Facebook hasn’t responded to these new claims as yet, but it is interesting to note this research in the context of other Facebook experiments, which seemingly both support and contradict the core focus of the claims.
In August 2018, Facebook actually did experiment with removing the Share button from posts, replacing it with a ‘Message’ prompt instead.
That seemed to be inspired by the increased discussion of content within messaging streams, as opposed to in the Facebook app – but given the timing of the experiment, in relation to the study, it seems now that Facebook was looking to see what impact the removal of sharing could have on in-app engagement.
On another front, however, Facebook’s actually tested expanded sharing, with a new option spotted in testing that enables users to share a post into multiple Facebook groups at once.
That’s seemingly focused on direct post sharing, as opposed to re-shares, which were the focus of its 2019 study. But even so, providing more ways to amplify content, potentially dangerous or harmful posts, more easily, seems to run counter to the findings outlined in the report.
Again, we don’t have full oversight, because Facebook hasn’t commented on the reports, but it does seem like there could be benefit to removing post shares entirely as an option, as a means to limit the rapid re-circulation of harmful claims.
But then again, maybe that just hurts Facebook engagement too much – maybe, through these various experiments, Facebook found that people engaged less, and spent less time in the app, which is why it abandoned the idea.
This is the core question that Haugen raises in her criticism of the platform, that Facebook, at least perceptually, is hesitant to take action on elements that potentially cause harm if that also means that it could hurt its business interests.
Which, at Facebook’s scale and influence, is an important consideration, and one which we need more transparency on.
Facebook claims that it conducts such research with the distinct intent of improving its systems, as CEO Mark Zuckerberg explains:
“If we wanted to ignore research, why would we create an industry-leading research program to understand these important issues in the first place? If we didn’t care about fighting harmful content, then why would we employ so many more people dedicated to this than any other company in our space – even ones larger than us?

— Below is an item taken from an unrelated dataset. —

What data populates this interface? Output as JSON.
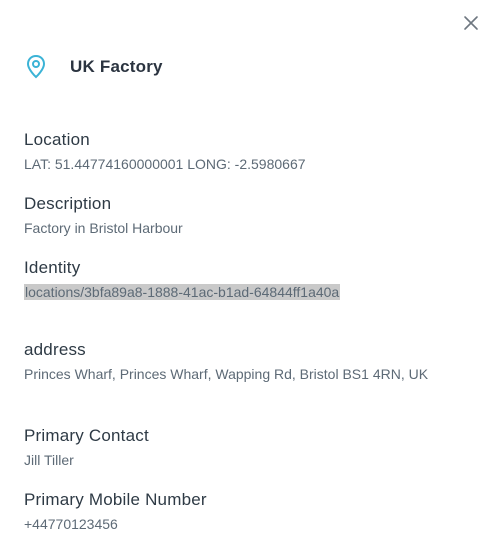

If we wanted to hide our results, why would we have established an industry-leading standard for transparency and reporting on what we’re doing?”
Which makes sense, but that doesn’t then explain whether business considerations factor into any subsequent decisions as a result, when a level of potential harm is detected by its examinations.
That’s the crux of the issue. Facebook’s influence is clear, its significance as a connection and information distribution channel is evident. But what plays into its decisions in regards to what to take action on, and what to leave, as it assesses such concerns?
There’s evidence to suggest that Facebook has avoided pushing too hard on such, even when its own data highlights problems, as seemingly shown in this case. And while Facebook should have a right to reply, and its day in court to respond to Haugen’s accusations, this is what we really need answers on, particularly as the company looks to make even more immersive, more all-encompassing connection tools for the future.